Things I learned riding the 10th Avenue bike route today
What did I learn about cycling this morning? More than I thought.
There are a lot of cyclists in this city.
Most of you wear helmets, which makes you better people than me.
(I have no excuse for being horrible. My helmet's sitting on my kitchen table.)
People still rollerblade!
I am faster than a rollerblader on my bike, but only if said rollerblader is under 12 years old.
That being said, my bicycle does not like to go fast. Also, my tires have slow leaks and my brakes suck.

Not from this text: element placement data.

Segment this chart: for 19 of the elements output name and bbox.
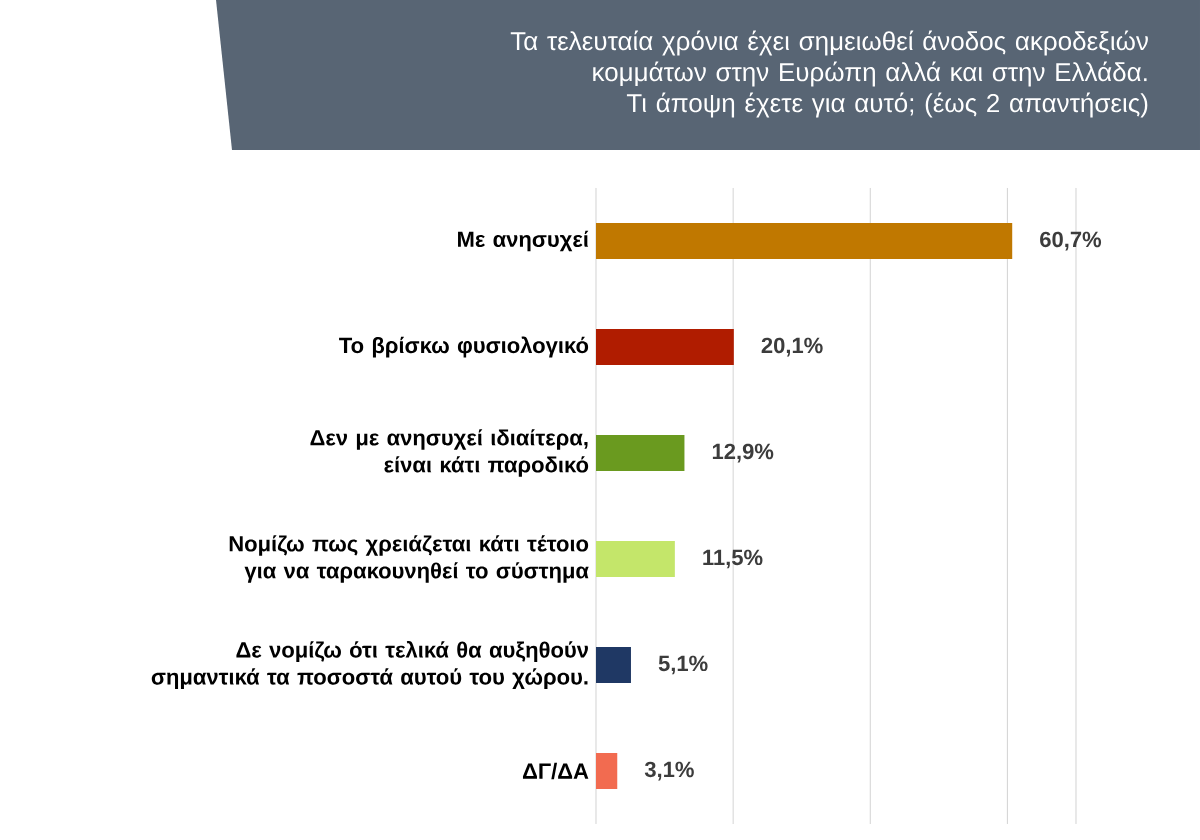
bar (596, 434, 685, 471)
y-tick-label: ΔΓ/ΔΑ (522, 762, 589, 780)
bar (596, 541, 675, 577)
y-tick-label: Δε νομίζω ότι τελικά θα αυξηθούν σημαντικά τα ποσοστά αυτού του χώρου. (151, 640, 588, 690)
chart-title: Τα τελευταία χρόνια έχει σημειωθεί άνοδος ακροδεξιών κομμάτων στην Ευρώπη αλλά και στην Ελλάδα. Τι άποψη έχετε για αυτό; (έως 2 απαντήσεις) (510, 30, 1148, 118)
data-label: 12,9% (712, 443, 774, 463)
data-label: 11,5% (703, 549, 763, 569)
data-label: 3,1% (644, 761, 694, 781)
y-tick-label: Δεν με ανησυχεί ιδιαίτερα, είναι κάτι παροδικό (310, 429, 589, 477)
bar (596, 752, 618, 789)
bar (596, 329, 734, 365)
y-tick-label: Με ανησυχεί (458, 230, 589, 252)
data-label: 5,1% (658, 655, 708, 675)
data-label: 60,7% (1040, 231, 1102, 251)
y-tick-label: Νομίζω πως χρειάζεται κάτι τέτοιο για να ταρακουνηθεί το σύστημα (229, 535, 589, 583)
y-tick-label: Το βρίσκω φυσιολογικό (339, 336, 589, 358)
data-label: 20,1% (761, 337, 823, 357)
bar (596, 646, 631, 683)
bar (596, 222, 1013, 259)
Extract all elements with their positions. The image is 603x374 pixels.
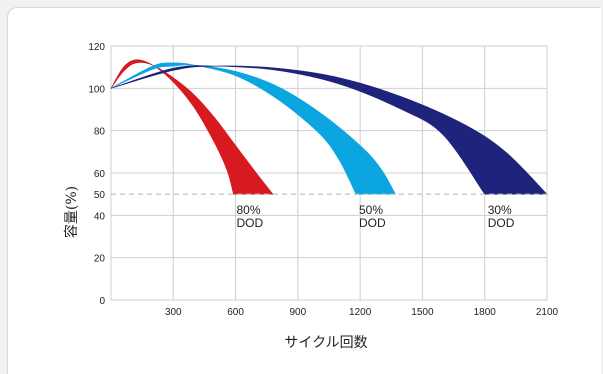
x-axis-title: サイクル回数 (284, 335, 367, 351)
dod-label-line: DOD (236, 216, 263, 230)
y-tick-label: 100 (88, 84, 105, 95)
x-tick-label: 300 (165, 307, 182, 318)
y-tick-label: 60 (94, 169, 106, 180)
x-tick-label: 1200 (349, 307, 372, 318)
dod-label-line: DOD (359, 216, 386, 230)
y-axis-title: 容量(%) (63, 186, 80, 238)
x-tick-label: 1500 (411, 307, 434, 318)
y-tick-label: 120 (88, 42, 105, 53)
x-tick-label: 600 (227, 307, 244, 318)
y-tick-label: 80 (94, 127, 106, 138)
x-tick-label: 2100 (536, 307, 559, 318)
x-tick-label: 1800 (474, 307, 497, 318)
tick-labels: 300 600 900 1200 1500 1800 2100 0 20 40 50 60 80 100 1… (88, 42, 558, 318)
y-tick-label: 0 (99, 296, 105, 307)
dod-bands (110, 59, 548, 195)
x-tick-label: 900 (290, 307, 307, 318)
band-30-dod (110, 65, 548, 195)
dod-label-line: DOD (488, 216, 515, 230)
y-tick-label: 20 (94, 254, 106, 265)
dod-label-line: 50% (359, 203, 383, 217)
band-50-dod (110, 62, 396, 195)
y-tick-label: 40 (94, 211, 106, 222)
band-80-dod (110, 59, 274, 195)
dod-label-line: 30% (488, 203, 512, 217)
dod-label-line: 80% (236, 203, 260, 217)
y-tick-label: 50 (94, 190, 106, 201)
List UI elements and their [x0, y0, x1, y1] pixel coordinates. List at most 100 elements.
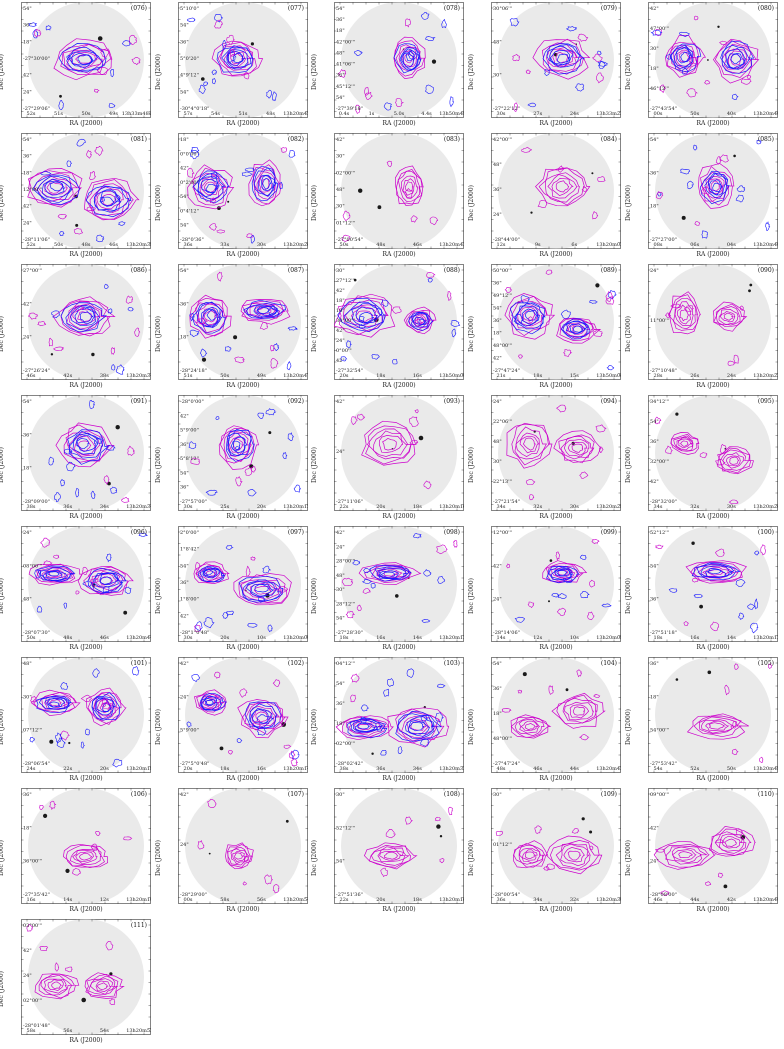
ra-tick-label: 32s	[533, 504, 542, 510]
noise-contour-blue	[562, 576, 574, 584]
noise-contour-magenta	[244, 467, 253, 476]
radio-contour-magenta	[237, 699, 289, 739]
radio-contour-magenta	[522, 849, 538, 861]
noise-contour-magenta	[127, 445, 136, 456]
ra-tick-label: 08s	[654, 242, 663, 248]
dec-tick-label: 30"	[493, 73, 502, 79]
noise-contour-blue	[186, 721, 192, 728]
radio-contour-blue	[227, 432, 246, 457]
noise-contour-blue	[381, 299, 389, 307]
ra-axis-label: RA (J2000)	[382, 513, 416, 520]
dec-axis-label: Dec (J2000)	[625, 709, 632, 745]
radio-contour-magenta	[670, 433, 700, 452]
radio-contour-magenta	[547, 174, 578, 199]
optical-source	[395, 594, 399, 598]
dec-tick-label: 0°4'12"	[180, 208, 199, 214]
optical-background	[498, 133, 614, 249]
noise-contour-magenta	[527, 601, 535, 608]
radio-contour-blue	[549, 44, 581, 68]
radio-contour-blue	[226, 49, 249, 69]
figure-panel: (108) 22s 20s 18s 13h20m16s 30" 52°12'" 54" -27°…	[311, 788, 469, 918]
radio-contour-magenta	[249, 706, 278, 729]
noise-contour-magenta	[740, 78, 752, 85]
dec-tick-label: 36"	[650, 439, 659, 445]
ra-axis-label: RA (J2000)	[696, 382, 730, 389]
dec-tick-label: 5°8'12"	[180, 456, 199, 462]
radio-contour-magenta	[676, 437, 694, 451]
dec-tick-label: 12°00'"	[23, 187, 42, 193]
noise-contour-blue	[425, 36, 436, 41]
radio-contour-blue	[542, 43, 586, 75]
radio-contour-magenta	[545, 172, 580, 203]
radio-contour-magenta	[47, 979, 64, 991]
noise-contour-magenta	[86, 149, 92, 159]
noise-contour-blue	[386, 678, 394, 687]
noise-contour-magenta	[768, 663, 772, 669]
ra-tick-label: 20s	[184, 766, 193, 772]
noise-contour-blue	[693, 594, 704, 599]
dec-tick-label: 42"	[180, 413, 189, 419]
noise-contour-blue	[203, 81, 209, 87]
noise-contour-magenta	[654, 416, 662, 425]
radio-contour-magenta	[201, 306, 218, 326]
noise-contour-magenta	[597, 176, 606, 182]
noise-contour-magenta	[693, 15, 699, 21]
noise-contour-magenta	[362, 588, 371, 594]
noise-contour-magenta	[103, 475, 110, 485]
panel-id: (086)	[131, 267, 147, 274]
noise-contour-blue	[234, 446, 241, 451]
noise-contour-blue	[203, 616, 215, 629]
radio-contour-magenta	[678, 851, 693, 859]
noise-contour-magenta	[528, 494, 535, 501]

Riding a bike is just like riding a bike. Despite the fact that I have barely ridden in the last year, my body still knows how to do it.
That stretch between Ontario and Oak looks flat but it is not. Oh god, it's not.
There is pretty much no bike traffic west of Oak Street. At least not at 9:15 a.m.
People will look at you like you are crazy if you smoke a cigarette while riding your bike. However, they will invariably be wearing spandex shorts, so they look just as silly as you do.
Very few cyclists seem to understand how hand signals work. Even fewer use them correctly.
Being a cyclist is straight-up scary. When you're a pedestrian, you can pretty much ignore bicycles (unless they are on the sidewalk; cut that out, eh?) and vehicles (unless they are on the sidewalk, in which case you have a much bigger problem). When you're in a car, you are essentially invincible.
But cycling? You have to deal with pedestrians who jump out in front of you, cars cutting you off at every turn, and you have to deal with slightly insane cyclists who don't obey traffic signs. And can't signal.
It's fucking gorgeous out, go ride your bike.